Grafenwöhr
11.06.2018 - 10:37 Uhr

"Alle untereinander Geschwister"

Eine Reise in der Kirche. Geht das? Wenn es sich um eine Gedankenreise handelt, bei dem der Lebensfluss betrachtet wird, ja. Beim Jugendgottesdienst testen die Besucher genau das und verabschieden noch langjährige Ministranten.

Der Jugendchor Sin falta begleitet den Gottesdienst musikalisch. rgr
Der Jugendchor Sin falta begleitet den Gottesdienst musikalisch.

Etwas ungewöhnlich waren die Sätze gleich zu Beginn des Gottesdienstes: "Bist du verrückt? Das hast du aber nicht von uns! Willst du nicht mal was aus deinem Leben machen? In deinem Alter habe ich schon Geld verdient..." Wahrscheinlich habe diese Worte schon mal jeder von uns gesagt bekommen - von seinen Eltern, älteren Geschwistern, Lehrern oder Trainern. Aber die Verwandten meinen es eigentlich nur gut mit uns. Das ist auch in der Heiligen Familie so.

Die Gottesdienstbesucher wurden von Jugendlichen auf eine Fantasiereise mitgenommen. "Es wird Zeit, auf sein Leben und auf seine Wendungen zu schauen", hieß es beim "Reisestart". Fließt dein Lebensfluss breit dahin? Welche Einflüsse nimmst du im Moment auf? Wer ist dir nahe und wichtig? Was erwartest du, und wie wird sich dein Fluss verändern?
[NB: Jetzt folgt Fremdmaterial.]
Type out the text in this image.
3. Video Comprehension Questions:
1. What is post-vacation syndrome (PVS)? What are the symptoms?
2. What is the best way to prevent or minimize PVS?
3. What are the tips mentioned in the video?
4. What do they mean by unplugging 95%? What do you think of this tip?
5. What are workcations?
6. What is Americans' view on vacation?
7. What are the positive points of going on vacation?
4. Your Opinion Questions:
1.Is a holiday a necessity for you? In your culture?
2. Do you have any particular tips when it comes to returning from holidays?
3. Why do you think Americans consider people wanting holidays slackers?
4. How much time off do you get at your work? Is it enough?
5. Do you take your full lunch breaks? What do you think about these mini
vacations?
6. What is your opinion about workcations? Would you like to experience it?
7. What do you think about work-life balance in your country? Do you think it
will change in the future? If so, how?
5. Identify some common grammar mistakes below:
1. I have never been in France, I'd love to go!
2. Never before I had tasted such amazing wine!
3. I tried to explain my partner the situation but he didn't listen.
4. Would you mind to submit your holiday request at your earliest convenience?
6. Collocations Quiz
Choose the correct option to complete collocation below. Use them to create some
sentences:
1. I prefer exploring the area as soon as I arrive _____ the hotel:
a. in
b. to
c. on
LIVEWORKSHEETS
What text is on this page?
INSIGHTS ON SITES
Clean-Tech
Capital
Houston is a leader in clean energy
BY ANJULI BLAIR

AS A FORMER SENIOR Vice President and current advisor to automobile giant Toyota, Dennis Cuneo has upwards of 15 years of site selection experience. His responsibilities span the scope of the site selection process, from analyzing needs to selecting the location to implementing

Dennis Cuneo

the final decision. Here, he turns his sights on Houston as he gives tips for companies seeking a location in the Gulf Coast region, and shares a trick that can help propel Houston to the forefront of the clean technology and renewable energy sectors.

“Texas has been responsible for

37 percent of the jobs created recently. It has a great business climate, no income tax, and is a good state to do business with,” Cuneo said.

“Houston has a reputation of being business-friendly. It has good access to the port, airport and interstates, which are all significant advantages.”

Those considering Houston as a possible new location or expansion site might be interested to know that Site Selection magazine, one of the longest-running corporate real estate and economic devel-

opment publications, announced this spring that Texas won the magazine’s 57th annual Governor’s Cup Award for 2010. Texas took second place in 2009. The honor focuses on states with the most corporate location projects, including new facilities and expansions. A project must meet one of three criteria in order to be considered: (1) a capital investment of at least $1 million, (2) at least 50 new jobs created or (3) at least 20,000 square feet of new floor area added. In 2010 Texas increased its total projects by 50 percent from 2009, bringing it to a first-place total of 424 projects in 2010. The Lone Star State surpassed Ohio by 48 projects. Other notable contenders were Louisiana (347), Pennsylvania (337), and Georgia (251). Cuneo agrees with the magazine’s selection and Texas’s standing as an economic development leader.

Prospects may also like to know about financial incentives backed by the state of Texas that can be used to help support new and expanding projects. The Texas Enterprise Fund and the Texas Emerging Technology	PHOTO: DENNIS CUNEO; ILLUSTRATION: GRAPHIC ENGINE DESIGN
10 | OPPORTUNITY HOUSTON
Angeregt durch eindrucksvolle Bilder von Flüssen und Quellen sollten die "Reisenden" auch zurückschauen, was aus den Quellen geworden ist.

Eingehend auf den Ursprungstext im Gottesdienst, den Stadtpfarrer Bernhard Müller zelebrierte, sagte Gemeindereferentin Christine Gößl: "Man sagt von Jemanden, dass er verrückt ist, wenn er etwas ganz Außergewöhnliches tut oder wenn er etwas macht, was den anderen Menschen so gar nicht passt." Jesus habe gesagt, dass die Menschen, die ihn verstehen und ihm vertrauen, seine Familie sind. "Wenn wir auf das hören, was Jesus sagt und ihm vertrauen, sind wir auch seine Familie beziehungsweise seine Geschwister. Eigendlich sind wir alle untereinander Geschwister."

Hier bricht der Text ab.